Moreover the Committee have given little detail
as to how the screen, as currently installed, fails to meet the original
conditions
of approval and have not answered repeated requests for details about
what modifications the Committee would require for the lattice
to comply with
the original approval conditions.
On the basis of the photographs
provided by both the Body Corporate and the respondent I note that the dish
appears to be small and
barely visible. I have difficulty identifying any
adverse impact of the dish on the visual amenity of the scheme.
Conclusion
While the respondents have certainly not been
without fault in this matter, I accept that they erected the current screen in
good
faith on the understanding that it complied with the apparent terms of the
Committee’s approval for the satellite dish. I
do not consider that it is
reasonable for the Body Corporate to now claim that the screen does not comply
the terms of the approval
when they have provided no evidence that the current
screen is substantially different from that previously installed or that they
objected to the original screen for failing to comply with the conditions.
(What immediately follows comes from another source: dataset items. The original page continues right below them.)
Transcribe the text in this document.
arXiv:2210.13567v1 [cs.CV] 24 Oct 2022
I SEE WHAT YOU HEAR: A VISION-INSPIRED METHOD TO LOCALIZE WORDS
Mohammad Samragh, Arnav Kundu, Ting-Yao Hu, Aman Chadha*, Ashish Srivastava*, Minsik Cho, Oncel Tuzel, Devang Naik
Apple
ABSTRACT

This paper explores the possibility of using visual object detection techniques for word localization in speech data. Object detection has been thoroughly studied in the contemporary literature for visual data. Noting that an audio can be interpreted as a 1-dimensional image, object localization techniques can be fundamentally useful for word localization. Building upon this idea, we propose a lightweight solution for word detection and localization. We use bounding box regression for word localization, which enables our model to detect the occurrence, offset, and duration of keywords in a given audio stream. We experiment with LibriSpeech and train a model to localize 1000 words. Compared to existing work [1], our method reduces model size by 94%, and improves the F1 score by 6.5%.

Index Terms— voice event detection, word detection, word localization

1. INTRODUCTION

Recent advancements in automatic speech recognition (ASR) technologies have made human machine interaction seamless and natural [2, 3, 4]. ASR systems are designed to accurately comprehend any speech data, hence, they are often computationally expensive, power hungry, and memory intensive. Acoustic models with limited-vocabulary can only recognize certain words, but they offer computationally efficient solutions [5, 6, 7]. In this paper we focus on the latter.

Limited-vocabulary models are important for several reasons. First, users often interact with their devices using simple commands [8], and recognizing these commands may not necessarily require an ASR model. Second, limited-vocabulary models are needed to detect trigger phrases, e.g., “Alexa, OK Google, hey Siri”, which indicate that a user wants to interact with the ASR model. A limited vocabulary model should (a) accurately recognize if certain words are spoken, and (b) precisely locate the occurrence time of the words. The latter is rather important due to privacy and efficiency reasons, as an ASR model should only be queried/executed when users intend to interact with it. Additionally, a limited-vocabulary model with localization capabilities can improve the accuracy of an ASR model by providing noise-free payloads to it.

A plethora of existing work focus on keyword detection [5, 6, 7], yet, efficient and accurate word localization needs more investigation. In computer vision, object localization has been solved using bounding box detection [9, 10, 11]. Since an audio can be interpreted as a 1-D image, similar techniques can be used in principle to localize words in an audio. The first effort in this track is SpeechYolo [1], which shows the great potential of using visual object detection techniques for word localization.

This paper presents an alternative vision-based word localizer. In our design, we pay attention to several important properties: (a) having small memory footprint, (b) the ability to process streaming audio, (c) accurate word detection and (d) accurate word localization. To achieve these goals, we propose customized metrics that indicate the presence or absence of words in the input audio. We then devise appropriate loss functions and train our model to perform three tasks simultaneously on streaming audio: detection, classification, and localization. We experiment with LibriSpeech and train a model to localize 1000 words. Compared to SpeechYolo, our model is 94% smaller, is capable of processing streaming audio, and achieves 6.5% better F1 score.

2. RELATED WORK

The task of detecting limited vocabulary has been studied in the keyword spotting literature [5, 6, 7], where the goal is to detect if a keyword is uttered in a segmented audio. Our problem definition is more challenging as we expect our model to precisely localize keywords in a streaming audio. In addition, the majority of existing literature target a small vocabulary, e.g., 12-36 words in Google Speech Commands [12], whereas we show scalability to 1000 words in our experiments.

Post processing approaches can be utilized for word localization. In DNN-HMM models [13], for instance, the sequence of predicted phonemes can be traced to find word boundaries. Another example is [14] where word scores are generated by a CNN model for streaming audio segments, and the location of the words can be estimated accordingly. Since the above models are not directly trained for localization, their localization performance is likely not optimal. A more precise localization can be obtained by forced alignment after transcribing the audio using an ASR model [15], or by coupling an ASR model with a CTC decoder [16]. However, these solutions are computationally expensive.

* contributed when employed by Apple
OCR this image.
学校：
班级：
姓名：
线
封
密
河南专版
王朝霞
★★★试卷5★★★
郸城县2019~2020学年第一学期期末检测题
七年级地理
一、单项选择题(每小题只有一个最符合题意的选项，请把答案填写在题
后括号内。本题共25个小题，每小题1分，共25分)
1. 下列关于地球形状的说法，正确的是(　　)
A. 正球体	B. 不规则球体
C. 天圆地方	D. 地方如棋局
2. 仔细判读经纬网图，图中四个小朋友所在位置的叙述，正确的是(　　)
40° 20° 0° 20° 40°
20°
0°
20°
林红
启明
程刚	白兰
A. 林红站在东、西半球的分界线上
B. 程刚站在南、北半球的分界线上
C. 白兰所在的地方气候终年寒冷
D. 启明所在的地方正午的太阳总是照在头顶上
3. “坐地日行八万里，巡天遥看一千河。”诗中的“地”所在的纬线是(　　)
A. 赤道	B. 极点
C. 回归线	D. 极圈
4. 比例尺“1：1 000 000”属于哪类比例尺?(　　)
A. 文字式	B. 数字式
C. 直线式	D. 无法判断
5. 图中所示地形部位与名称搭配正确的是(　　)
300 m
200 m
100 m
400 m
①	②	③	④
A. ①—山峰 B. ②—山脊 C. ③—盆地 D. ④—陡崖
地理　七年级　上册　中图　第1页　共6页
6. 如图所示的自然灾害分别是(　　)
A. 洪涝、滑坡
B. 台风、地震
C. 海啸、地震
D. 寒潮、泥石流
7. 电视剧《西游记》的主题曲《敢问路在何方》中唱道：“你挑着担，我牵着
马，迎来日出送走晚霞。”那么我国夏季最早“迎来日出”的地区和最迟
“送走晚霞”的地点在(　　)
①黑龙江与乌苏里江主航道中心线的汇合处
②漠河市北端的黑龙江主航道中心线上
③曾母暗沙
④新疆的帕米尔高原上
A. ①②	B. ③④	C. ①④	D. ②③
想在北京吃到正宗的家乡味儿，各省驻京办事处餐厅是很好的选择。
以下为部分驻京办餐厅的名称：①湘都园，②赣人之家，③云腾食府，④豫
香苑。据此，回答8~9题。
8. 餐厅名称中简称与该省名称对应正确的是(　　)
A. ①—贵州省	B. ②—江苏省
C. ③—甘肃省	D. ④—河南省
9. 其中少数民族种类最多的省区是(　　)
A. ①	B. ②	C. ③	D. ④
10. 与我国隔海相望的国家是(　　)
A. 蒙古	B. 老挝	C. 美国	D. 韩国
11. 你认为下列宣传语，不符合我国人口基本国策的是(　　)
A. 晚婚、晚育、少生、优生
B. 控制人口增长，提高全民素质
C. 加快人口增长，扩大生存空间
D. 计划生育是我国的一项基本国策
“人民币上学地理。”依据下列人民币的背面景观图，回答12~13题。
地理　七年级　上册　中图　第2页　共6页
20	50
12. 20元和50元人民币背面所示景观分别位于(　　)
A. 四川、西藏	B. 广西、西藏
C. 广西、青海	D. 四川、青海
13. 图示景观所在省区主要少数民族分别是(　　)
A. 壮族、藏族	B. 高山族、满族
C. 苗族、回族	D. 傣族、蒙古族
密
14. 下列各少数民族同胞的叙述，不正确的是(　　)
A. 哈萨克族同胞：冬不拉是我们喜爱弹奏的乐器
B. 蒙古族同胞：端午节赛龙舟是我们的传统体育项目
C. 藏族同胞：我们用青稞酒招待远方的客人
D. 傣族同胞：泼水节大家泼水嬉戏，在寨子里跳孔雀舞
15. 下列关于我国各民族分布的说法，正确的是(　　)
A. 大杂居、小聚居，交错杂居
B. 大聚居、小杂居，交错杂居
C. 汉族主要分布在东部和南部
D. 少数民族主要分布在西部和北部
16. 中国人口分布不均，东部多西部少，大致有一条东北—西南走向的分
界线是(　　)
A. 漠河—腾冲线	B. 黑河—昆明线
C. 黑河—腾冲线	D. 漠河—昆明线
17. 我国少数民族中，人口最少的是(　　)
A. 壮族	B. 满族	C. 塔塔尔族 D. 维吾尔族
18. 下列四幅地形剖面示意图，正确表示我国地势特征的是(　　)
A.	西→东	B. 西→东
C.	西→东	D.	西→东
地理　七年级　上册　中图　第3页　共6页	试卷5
Moreover I consider it is unreasonable for the Committee
to now seek to set more
onerous conditions than were initially imposed.
For these reasons I
have determined that it is just and equitable in the circumstances for the
respondents to be entitled to retain
the satellite dish. In the absence of any
clear indication from the Body Corporate as to what modifications they would
like to lattice
screen, I have ordered that the approval for the dish is
conditional on the respondents keeping the dish in the least visible location
on
the patio, ensuring that the lattice remains firmly fixed to the wall, and that
the lattice is painted to match the adjacent wall.
I do not consider that such
requirements will be onerous for the respondents and trust they will allay any
concerns of owners opposing
the dish.
I note that the lattice, even
meeting the specifications proposed by the Body Corporate, appears to have a
greater visual impact on
other owners than the barely visible satellite dish.
With this in mind, it may be that the Body Corporate no longer wishes the
lattice
to remain. If this is the case the Body Corporate should advise the
respondents in writing. If the respondents receive this advice
they should
remove the lattice but regardless may retain the dish.
[1] See sections 246 and 244 of the Act respectively
[2] See sections 227, 228, 276 and Schedule 5 of the Act
[3] Unless the Body Corporate has
resolved at a general meeting that it is a restricted issue for the Committee,
which is not apparent
here – see section 24(1)(c) of the
Accommodation Module
[4] Section
94(2) of the Act
[5] It owners generally wish to
prevent any satellite dishes, they would need to approve a by-law to that
effect. However it should
be noted that an adjudicator is empowered to
invalidate a by-law that they are satisfied that it is oppressive or
unreasonable having
regard to the interests of all owners and occupiers.